HAMLET interacts with histones and chromatin in tumor cell nuclei.

HAMLET is a folding variant of human alpha-lactalbumin in an active complex with oleic acid. HAMLET selectively enters tumor cells, accumulates in their nuclei and induces apoptosis-like cell death. This study examined the interactions of HAMLET with nuclear constituents and identified histones as targets. HAMLET was found to bind histone H3 strongly and to lesser extent histones H4 and H2B. The specificity of these interactions was confirmed using BIAcore technology and chromatin assembly assays. In vivo in tumor cells, HAMLET co-localized with histones and perturbed the chromatin structure; HAMLET was found associated with chromatin in an insoluble nuclear fraction resistant to salt extraction. In vitro, HAMLET bound strongly to histones and impaired their deposition on DNA. We conclude that HAMLET interacts with histones and chromatin in tumor cell nuclei and propose that this interaction locks the cells into the death pathway by irreversibly disrupting chromatin organization.

HAMLET kills tumor cells by an apoptosis-like mechanism--cellular, molecular, and therapeutic aspects.

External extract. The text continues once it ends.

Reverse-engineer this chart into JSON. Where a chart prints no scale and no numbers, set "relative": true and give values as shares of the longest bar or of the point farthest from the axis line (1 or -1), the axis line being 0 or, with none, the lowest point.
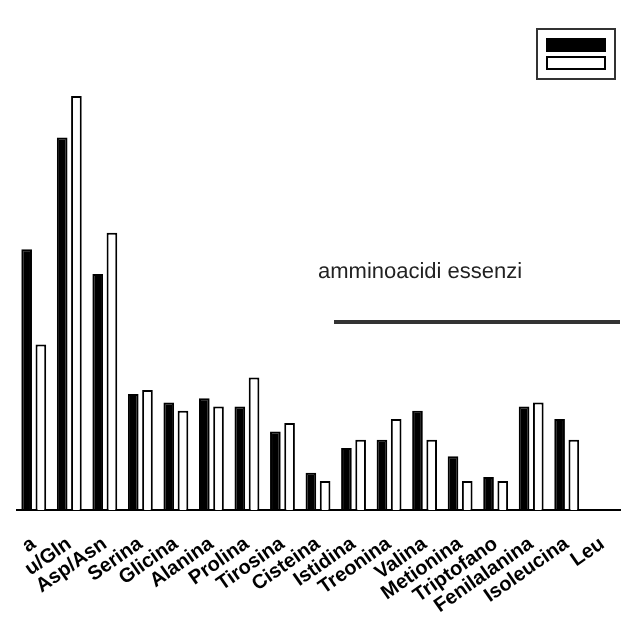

HAMLET (human alpha-lactalbumin made lethal to tumor cells) is a protein-lipid complex that induces apoptosis-like death in tumor cells, but leaves fully differentiated cells unaffected. This review summarizes the information on the in vivo effects of HAMLET in patients and tumor models on the tumor cell biology, and on the molecular characteristics of the complex. HAMLET limits the progression of human glioblastomas in a xenograft model and removes skin papillomas in patients. This broad anti-tumor activity includes >40 different lymphomas and carcinomas and apoptosis is independent of p53 or bcl-2. In tumor cells HAMLET enters the cytoplasm, translocates to the perinuclear area, and enters the nuclei where it accumulates. HAMLET binds strongly to histones and disrupts the chromatin organization. In the cytoplasm, HAMLET targets ribosomes and activates caspases. The formation of HAMLET relies on the propensity of alpha-lactalbumin to alter its conformation when the strongly bound Ca2+ ion is released and the protein adopts the apo-conformation that exposes a new fatty acid binding site. Oleic acid (C18:1,9 cis) fits this site with high specificity, and stabilizes the altered protein conformation. The results illustrate how protein folding variants may be beneficial, and how their formation in peripheral tissues may depend on the folding change and the availability of the lipid cofactor. One example is the acid pH in the stomach of the breast-fed child that promotes the formation of HAMLET. This mechanism may contribute to the protective effect of breastfeeding against childhood tumors. We propose that HAMLET should be explored as a novel approach to tumor therapy.